What is purchase prediction?
Purchase prediction is the process of forecasting customers’ next purchases.
Generally, it helps businesses in two ways. Internally, it enables them to manage their demand and supply efficiently and effectively. This results in saving inventory costs and wastage. On the customer front, it helps them in delivering an excellent customer experience.
Thus, Purchase prediction utilizes machine learning algorithms to make accurate predictions.
Why is purchase prediction important?
Purchase Prediction assists in predicting the items, a customer is likely to purchase in their next visit. As a matter of fact, this prediction is performed based on the customer’s past purchases. This results in increased demand and inventory planning for the business.
Also, one hidden benefit of this technique is a reduction in inventory costs.
Moreover, you can leverage these insights to satisfy your customer’s needs in a predictable manner. The end result is customer delight and loyalty. Thus, it helps them deliver an outstanding customer experience.
For instance, Amazon’s one-third of revenues comes from this one feature of their platform.

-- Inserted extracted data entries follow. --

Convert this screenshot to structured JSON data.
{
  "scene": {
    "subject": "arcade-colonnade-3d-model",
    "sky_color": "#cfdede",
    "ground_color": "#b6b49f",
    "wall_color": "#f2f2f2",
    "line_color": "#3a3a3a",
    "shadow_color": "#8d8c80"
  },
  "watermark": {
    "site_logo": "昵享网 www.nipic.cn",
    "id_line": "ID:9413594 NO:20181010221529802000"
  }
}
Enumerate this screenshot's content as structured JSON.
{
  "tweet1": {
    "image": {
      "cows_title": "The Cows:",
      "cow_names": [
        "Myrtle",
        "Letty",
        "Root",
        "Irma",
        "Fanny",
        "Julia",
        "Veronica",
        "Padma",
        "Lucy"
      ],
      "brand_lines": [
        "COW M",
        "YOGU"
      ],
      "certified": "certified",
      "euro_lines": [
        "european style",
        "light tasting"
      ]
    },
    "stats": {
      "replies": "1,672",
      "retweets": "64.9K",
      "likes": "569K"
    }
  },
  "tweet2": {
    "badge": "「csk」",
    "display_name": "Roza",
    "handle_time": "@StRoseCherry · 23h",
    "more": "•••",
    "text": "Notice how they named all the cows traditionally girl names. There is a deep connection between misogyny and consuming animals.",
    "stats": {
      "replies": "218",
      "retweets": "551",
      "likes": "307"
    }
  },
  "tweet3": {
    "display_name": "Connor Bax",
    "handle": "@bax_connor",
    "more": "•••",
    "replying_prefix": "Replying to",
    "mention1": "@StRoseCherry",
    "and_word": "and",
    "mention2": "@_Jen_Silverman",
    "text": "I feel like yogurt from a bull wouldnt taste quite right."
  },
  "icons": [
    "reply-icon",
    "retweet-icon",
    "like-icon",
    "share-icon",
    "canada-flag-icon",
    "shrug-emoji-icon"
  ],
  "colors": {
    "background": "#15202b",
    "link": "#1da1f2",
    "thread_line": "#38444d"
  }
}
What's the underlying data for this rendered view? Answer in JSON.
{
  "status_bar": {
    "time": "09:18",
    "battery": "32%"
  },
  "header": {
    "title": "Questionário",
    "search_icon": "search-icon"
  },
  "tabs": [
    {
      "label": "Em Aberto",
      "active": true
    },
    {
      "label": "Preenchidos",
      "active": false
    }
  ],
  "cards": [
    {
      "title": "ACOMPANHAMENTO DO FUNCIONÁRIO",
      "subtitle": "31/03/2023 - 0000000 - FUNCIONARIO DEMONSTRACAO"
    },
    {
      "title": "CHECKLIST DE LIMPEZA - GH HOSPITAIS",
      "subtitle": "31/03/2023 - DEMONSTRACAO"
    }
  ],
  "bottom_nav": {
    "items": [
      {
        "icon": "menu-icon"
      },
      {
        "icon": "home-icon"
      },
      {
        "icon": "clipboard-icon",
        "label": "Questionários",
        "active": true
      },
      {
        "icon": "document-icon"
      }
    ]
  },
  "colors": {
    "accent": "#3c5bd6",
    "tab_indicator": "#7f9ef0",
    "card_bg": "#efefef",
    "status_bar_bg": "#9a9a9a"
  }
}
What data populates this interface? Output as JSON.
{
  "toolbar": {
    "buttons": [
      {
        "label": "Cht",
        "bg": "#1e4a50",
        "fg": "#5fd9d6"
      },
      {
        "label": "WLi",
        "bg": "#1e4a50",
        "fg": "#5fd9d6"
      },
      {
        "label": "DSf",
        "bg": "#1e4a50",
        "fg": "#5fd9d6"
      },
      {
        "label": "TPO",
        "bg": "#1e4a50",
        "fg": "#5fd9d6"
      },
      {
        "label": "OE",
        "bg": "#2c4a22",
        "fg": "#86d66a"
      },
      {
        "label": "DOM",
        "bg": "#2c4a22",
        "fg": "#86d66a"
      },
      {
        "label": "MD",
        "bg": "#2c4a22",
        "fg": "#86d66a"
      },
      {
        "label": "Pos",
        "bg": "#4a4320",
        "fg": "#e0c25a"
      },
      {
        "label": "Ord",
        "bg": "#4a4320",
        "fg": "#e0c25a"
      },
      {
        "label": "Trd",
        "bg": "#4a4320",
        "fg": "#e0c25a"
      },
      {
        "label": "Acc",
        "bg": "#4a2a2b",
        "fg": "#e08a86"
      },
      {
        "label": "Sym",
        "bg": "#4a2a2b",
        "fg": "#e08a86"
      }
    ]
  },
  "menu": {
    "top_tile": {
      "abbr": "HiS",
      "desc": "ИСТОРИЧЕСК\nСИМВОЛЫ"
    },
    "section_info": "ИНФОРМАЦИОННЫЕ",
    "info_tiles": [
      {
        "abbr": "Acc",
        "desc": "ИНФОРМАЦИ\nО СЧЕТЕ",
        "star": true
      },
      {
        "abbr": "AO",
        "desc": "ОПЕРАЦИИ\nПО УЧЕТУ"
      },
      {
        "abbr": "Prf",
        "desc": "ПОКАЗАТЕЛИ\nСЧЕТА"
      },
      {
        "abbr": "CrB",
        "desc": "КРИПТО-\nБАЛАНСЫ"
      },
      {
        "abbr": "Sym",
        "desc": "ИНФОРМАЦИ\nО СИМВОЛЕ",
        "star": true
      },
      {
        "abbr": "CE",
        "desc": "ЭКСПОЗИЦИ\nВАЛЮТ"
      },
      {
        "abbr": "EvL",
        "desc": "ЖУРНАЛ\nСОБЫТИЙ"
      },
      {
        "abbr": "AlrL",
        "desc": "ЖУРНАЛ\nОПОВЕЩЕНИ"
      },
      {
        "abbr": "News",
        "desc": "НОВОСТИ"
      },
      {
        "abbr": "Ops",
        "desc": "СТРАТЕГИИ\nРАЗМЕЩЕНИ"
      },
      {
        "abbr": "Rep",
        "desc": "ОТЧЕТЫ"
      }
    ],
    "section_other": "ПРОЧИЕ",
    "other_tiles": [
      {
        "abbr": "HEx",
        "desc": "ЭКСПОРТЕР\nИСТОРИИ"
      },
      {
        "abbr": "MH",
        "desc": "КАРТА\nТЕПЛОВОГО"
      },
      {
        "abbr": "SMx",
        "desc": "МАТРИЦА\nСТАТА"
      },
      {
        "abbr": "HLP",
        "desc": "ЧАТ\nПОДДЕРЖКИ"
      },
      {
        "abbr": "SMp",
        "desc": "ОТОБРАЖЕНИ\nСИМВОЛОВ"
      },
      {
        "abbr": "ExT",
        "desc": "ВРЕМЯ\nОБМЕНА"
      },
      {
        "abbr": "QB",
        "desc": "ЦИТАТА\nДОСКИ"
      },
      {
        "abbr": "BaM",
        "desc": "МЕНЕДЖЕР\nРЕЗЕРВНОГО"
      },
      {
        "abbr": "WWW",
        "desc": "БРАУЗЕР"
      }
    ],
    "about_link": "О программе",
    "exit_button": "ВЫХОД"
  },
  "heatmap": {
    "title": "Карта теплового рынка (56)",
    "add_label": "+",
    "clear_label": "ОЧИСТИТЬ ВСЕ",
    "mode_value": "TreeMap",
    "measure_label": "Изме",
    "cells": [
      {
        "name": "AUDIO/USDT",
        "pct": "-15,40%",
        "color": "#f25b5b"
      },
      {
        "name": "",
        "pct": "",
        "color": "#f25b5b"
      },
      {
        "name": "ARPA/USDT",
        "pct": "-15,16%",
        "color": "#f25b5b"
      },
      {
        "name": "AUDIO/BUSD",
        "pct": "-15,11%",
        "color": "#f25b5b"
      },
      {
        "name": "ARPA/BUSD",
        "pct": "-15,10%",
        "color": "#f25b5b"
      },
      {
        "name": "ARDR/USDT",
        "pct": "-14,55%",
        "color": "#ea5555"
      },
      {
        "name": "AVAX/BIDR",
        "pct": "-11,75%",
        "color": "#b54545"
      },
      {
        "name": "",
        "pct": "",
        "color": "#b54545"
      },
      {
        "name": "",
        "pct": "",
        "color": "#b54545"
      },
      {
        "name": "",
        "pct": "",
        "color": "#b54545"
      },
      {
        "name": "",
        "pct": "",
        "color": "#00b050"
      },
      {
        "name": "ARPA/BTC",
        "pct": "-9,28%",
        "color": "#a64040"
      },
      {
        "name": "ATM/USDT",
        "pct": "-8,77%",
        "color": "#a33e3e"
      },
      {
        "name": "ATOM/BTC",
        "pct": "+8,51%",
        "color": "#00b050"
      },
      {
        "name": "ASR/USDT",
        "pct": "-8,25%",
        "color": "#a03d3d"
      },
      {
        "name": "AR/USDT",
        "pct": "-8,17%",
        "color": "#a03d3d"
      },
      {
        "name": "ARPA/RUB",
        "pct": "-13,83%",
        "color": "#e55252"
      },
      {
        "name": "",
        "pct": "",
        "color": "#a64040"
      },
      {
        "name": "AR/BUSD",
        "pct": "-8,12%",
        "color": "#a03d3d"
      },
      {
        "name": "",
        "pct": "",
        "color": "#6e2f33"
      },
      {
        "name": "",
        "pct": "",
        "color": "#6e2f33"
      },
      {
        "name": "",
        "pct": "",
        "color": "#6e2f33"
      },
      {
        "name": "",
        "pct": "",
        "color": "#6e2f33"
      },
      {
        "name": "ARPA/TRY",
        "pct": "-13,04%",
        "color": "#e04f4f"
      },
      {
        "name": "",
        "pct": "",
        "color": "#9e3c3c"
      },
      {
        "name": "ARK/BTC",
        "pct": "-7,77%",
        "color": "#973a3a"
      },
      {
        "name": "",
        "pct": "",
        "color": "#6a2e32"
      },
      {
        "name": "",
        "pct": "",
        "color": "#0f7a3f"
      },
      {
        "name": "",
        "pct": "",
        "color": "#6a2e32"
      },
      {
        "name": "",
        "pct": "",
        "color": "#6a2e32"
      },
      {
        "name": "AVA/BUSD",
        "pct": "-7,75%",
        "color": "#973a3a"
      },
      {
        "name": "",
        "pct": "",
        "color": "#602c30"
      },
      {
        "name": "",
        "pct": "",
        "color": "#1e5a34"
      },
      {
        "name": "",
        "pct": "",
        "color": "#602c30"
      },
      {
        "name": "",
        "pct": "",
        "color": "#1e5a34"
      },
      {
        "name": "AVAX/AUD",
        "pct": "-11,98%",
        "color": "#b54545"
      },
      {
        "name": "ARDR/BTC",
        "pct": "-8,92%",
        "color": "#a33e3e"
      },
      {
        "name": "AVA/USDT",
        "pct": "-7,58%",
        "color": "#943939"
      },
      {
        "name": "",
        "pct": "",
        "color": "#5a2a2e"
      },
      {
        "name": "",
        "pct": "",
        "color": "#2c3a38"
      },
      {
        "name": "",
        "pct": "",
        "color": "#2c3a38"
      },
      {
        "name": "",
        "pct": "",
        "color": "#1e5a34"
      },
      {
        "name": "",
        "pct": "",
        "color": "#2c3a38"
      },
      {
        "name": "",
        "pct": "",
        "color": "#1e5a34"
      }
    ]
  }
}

Purchase Prediction Case Study for a Regional Delicacy Business
Client
An e-commerce company specializing in selling and delivering regional delicacies
Situation
The business selling regional delicacies was losing money every month because of the customer purchase behaviour unpredictability.
Task
The urgent objective was to stop losing money. The requirement was to understand customer purchase behaviour and plan the future course.
Action
We analyzed the past purchases by customers. Additionally, we performed analysis to identify items that were being bought by customers within a cluster. Purchase frequency, recency, and trigger events were important considerations.
Result
The insights were 180-degrees from the management’s perception about their customer preferences. While 68 items were on offer, less than 10 items were being purchased regularly. This was a real eye-opener for the management team (it took them 15-mins to digest the truth and grasp the real situation). This study helped them cut losses, pivot from their model, and take appropriate rebranding actions.